Borel algebra always strictly smaller than its completion?

Question

[Edited] I am not particularly looking for an answer from a reputable source as the bounty says. Just any clear explanation would suffice.

This question is induced by a remark in Folland's Real Analysis where Lebesgue-Stieltjes measure is discussed. In the chapter, it says one can show that the domain of a Lebesgue-Stieltjes measure $\bar{\mu_f}$ (which is the completion of the Borel measure $\mu_f$ generated by an increasing right-continuous function $f$) is always strictly larger than the Borel sigma algebra on $\mathbb{R}$. I wanted to know how to show this.

More generally, a natural question is that in the Carathéodory extension where we extend a premeasure $\mu$ from a measure-theoretic semi-ring $\mathcal{S}$ to a $\mu$-measurable algebra $\mathcal{M}_{\mu}$, I wanted to know when we could conclude that $\sigma (\mathcal{S})$, the sigma algebra generated by $\mathcal{S}$, is strictly smaller than $\mathcal{M}_{\mu}$.

Here are some (hopefully correct) facts that I know of:

• If the premeasure $\mu$ is sigma-finite, its extension to $\mathcal{M}_{\mu}$ is the completion.
• $\sigma(\mathcal{S})$ can be described by using transfinite induction indexed by the first uncountable ordinal.
• If the cardinality of $\mathcal{S}$ is between that of the natural numbers and the reals, then the cardinality of $\sigma(\mathcal{S})$ is that of the reals.
• [Added] Cantor set is uncountable but of Lebesgue measure zero, so the set of Lebesgue measurable sets has the same cardinality as $2^{\mathbb{R}}$. So at least it shows the set of Lebesgue measurable sets is strictly larger than Borel sets on $\mathbb{R}$.

I would appreciate any reference or help.

Answer 1

I'm going to stick with the Lebesgue-Stieltjes part of the question. Hopefully Folland had something simpler in mind, but here's one way to show that the domain of the completion has cardinality $2^{\mathbb{R}}$.

Note: I'm not much of a set theorist, so in my mind the only uncountable subsets of $\mathbb{R}$ have size $|\mathbb{R}|$. If someone wants to go over this argument with a more discerning eye in this regard and make some comments, I'd love to know if some things should be changed.

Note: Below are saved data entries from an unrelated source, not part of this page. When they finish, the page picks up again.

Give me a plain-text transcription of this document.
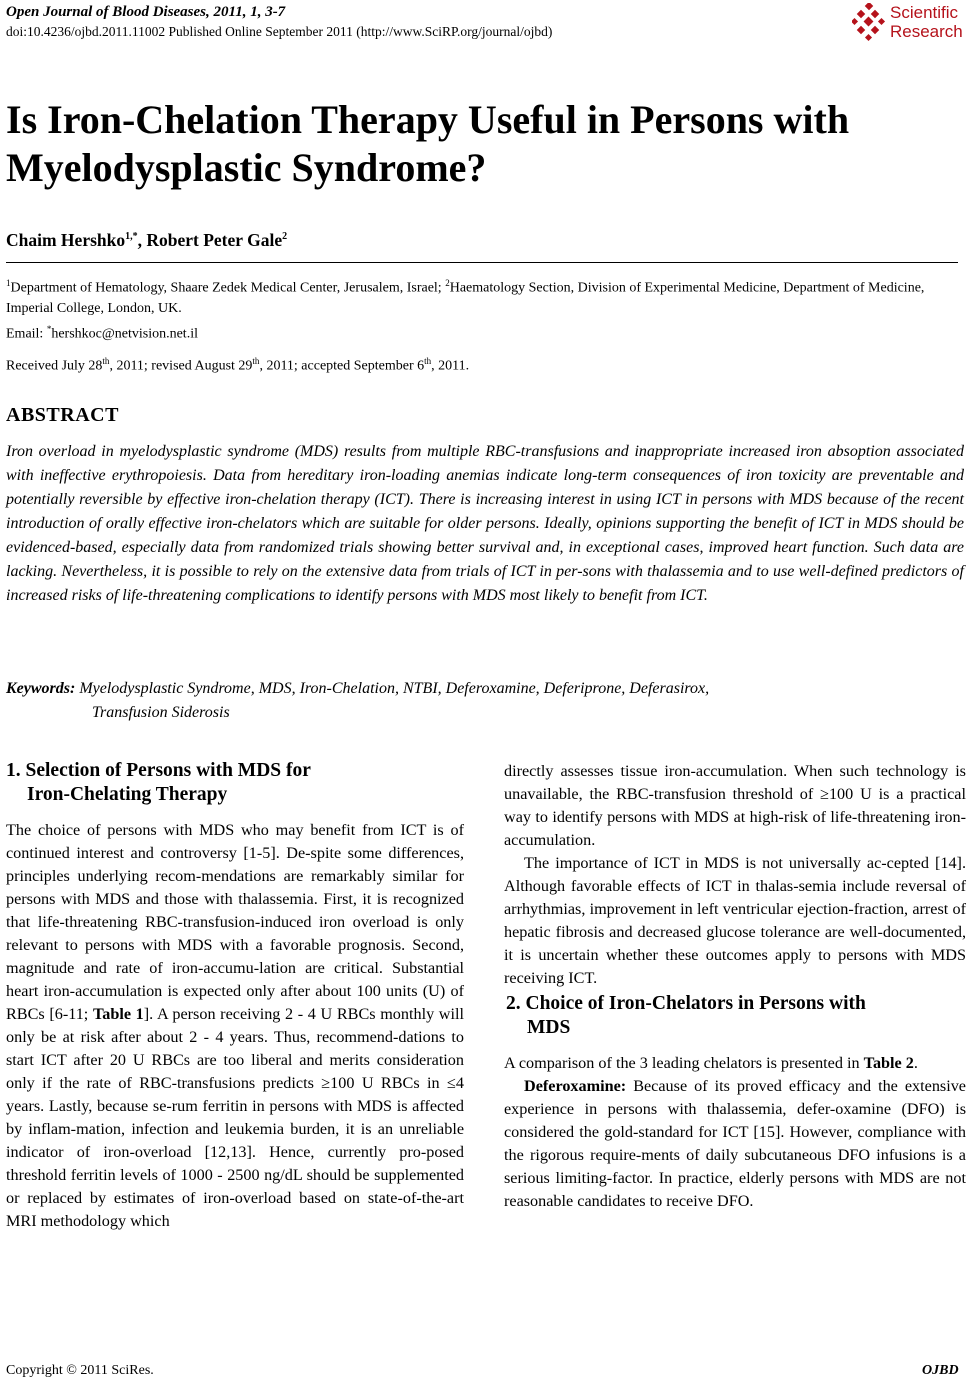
Open Journal of Blood Diseases, 2011, 1, 3-7
doi:10.4236/ojbd.2011.11002 Published Online September 2011 (http://www.SciRP.org/journal/ojbd)
Scientific
Research
Is Iron-Chelation Therapy Useful in Persons with Myelodysplastic Syndrome?
Chaim Hershko$^{1,*}$, Robert Peter Gale$^2$
$^1$Department of Hematology, Shaare Zedek Medical Center, Jerusalem, Israel; $^2$Haematology Section, Division of Experimental Medicine, Department of Medicine, Imperial College, London, UK.
Email: *hershkoc@netvision.net.il
Received July 28th, 2011; revised August 29th, 2011; accepted September 6th, 2011.
ABSTRACT
Iron overload in myelodysplastic syndrome (MDS) results from multiple RBC-transfusions and inappropriate increased iron absoption associated with ineffective erythropoiesis. Data from hereditary iron-loading anemias indicate long-term consequences of iron toxicity are preventable and potentially reversible by effective iron-chelation therapy (ICT). There is increasing interest in using ICT in persons with MDS because of the recent introduction of orally effective iron-chelators which are suitable for older persons. Ideally, opinions supporting the benefit of ICT in MDS should be evidenced-based, especially data from randomized trials showing better survival and, in exceptional cases, improved heart function. Such data are lacking. Nevertheless, it is possible to rely on the extensive data from trials of ICT in per-sons with thalassemia and to use well-defined predictors of increased risks of life-threatening complications to identify persons with MDS most likely to benefit from ICT.
Keywords: Myelodysplastic Syndrome, MDS, Iron-Chelation, NTBI, Deferoxamine, Deferiprone, Deferasirox,
Transfusion Siderosis
1. Selection of Persons with MDS for
Iron-Chelating Therapy

The choice of persons with MDS who may benefit from ICT is of continued interest and controversy [1-5]. De-spite some differences, principles underlying recom-mendations are remarkably similar for persons with MDS and those with thalassemia. First, it is recognized that life-threatening RBC-transfusion-induced iron overload is only relevant to persons with MDS with a favorable prognosis. Second, magnitude and rate of iron-accumu-lation are critical. Substantial heart iron-accumulation is expected only after about 100 units (U) of RBCs [6-11; Table 1]. A person receiving 2 - 4 U RBCs monthly will only be at risk after about 2 - 4 years. Thus, recommend-dations to start ICT after 20 U RBCs are too liberal and merits consideration only if the rate of RBC-transfusions predicts ≥100 U RBCs in ≤4 years. Lastly, because se-rum ferritin in persons with MDS is affected by inflam-mation, infection and leukemia burden, it is an unreliable indicator of iron-overload [12,13]. Hence, currently pro-posed threshold ferritin levels of 1000 - 2500 ng/dL should be supplemented or replaced by estimates of iron-overload based on state-of-the-art MRI methodology which

directly assesses tissue iron-accumulation. When such technology is unavailable, the RBC-transfusion threshold of ≥100 U is a practical way to identify persons with MDS at high-risk of life-threatening iron-accumulation.

The importance of ICT in MDS is not universally ac-cepted [14]. Although favorable effects of ICT in thalas-semia include reversal of arrhythmias, improvement in left ventricular ejection-fraction, arrest of hepatic fibrosis and decreased glucose tolerance are well-documented, it is uncertain whether these outcomes apply to persons with MDS receiving ICT.

2. Choice of Iron-Chelators in Persons with
MDS

A comparison of the 3 leading chelators is presented in Table 2.

Deferoxamine: Because of its proved efficacy and the extensive experience in persons with thalassemia, defer-oxamine (DFO) is considered the gold-standard for ICT [15]. However, compliance with the rigorous require-ments of daily subcutaneous DFO infusions is a serious limiting-factor. In practice, elderly persons with MDS are not reasonable candidates to receive DFO.

Copyright © 2011 SciRes.	OJBD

The main idea, as already noted in the original question and the comments, will be to find an uncountable Borel set $G$ with $\mu_{f}(G) = 0$. By completeness, every one of its $2^{\mathbb{R}}$-many subsets will be in the domain of $\overline{\mu}_{f}$.

A good reference for what I'm about to do is Giovanni Leoni's A First Course in Sobolev Spaces (1st edition). All the theorems and propositions I state will be from that book.

The first step will be to decompose $f$ into two increasing functions: $$f = f_{AC} + f_{S},$$ where $f_{AC}$ is absolutely continuous and $f_{S}$ is differentiable with derivative $0$ $\mathcal{L}^{1}$-a.e (see Theorem 3.73).

With this decomposition, we have $$\mu_{f} = \mu_{f_{AC}} + \mu_{f_{S}}.$$ Thus, our goal is to find an uncountable Borel set $S$ with measure $0$ with respect to each of these two measures.

We will start with $f_{S}$. By (the proof of) Theorem 3.72, the set $E = \{x : f_{S}'(x) = 0\}$ satisfies $\mathcal{L}^{1}(\mathbb{R} \backslash E) = 0$ and $\mathcal{L}^{1}(f_{S}(E)) = 0$. Note that $E$ is Borel.

Since $f_{S}$ is increasing, it has only countably many discontinuities. Thus the set $$F = E \backslash \{x : f_{S} \text{ is discontinuous at } x\}$$ is Borel and satisfies $\mathcal{L}^{1}(\mathbb{R} \backslash F) = 0$, $\mathcal{L}^{1}(f_{S}(F)) = 0$, and $f_{S}$ is continuous on $F$. By Proposition 5.9, $$\mu_{f_{S}}(F) = \mathcal{L}^{1}(f_{S}(F)) = 0.$$ Now we have to deal with $f_{AC}$. By the absolute continuity of $f_{AC}$, we know that $\mu_{f_{AC}}$ is absolutely continuous with respect to the Lebesgue measure. Since $F$ is an uncountable Borel set, it contains a nonempty perfect set $G \subseteq F$ of Lebesgue measure $0$ (as per bof's answer to this question), which means that $\mu_{f_{AC}}(G) = 0$.

All told, we have $$\mu_{f}(G) = \mu_{f_{AC}}(G) + \mu_{f_{S}}(G) = 0,$$ which completes the proof.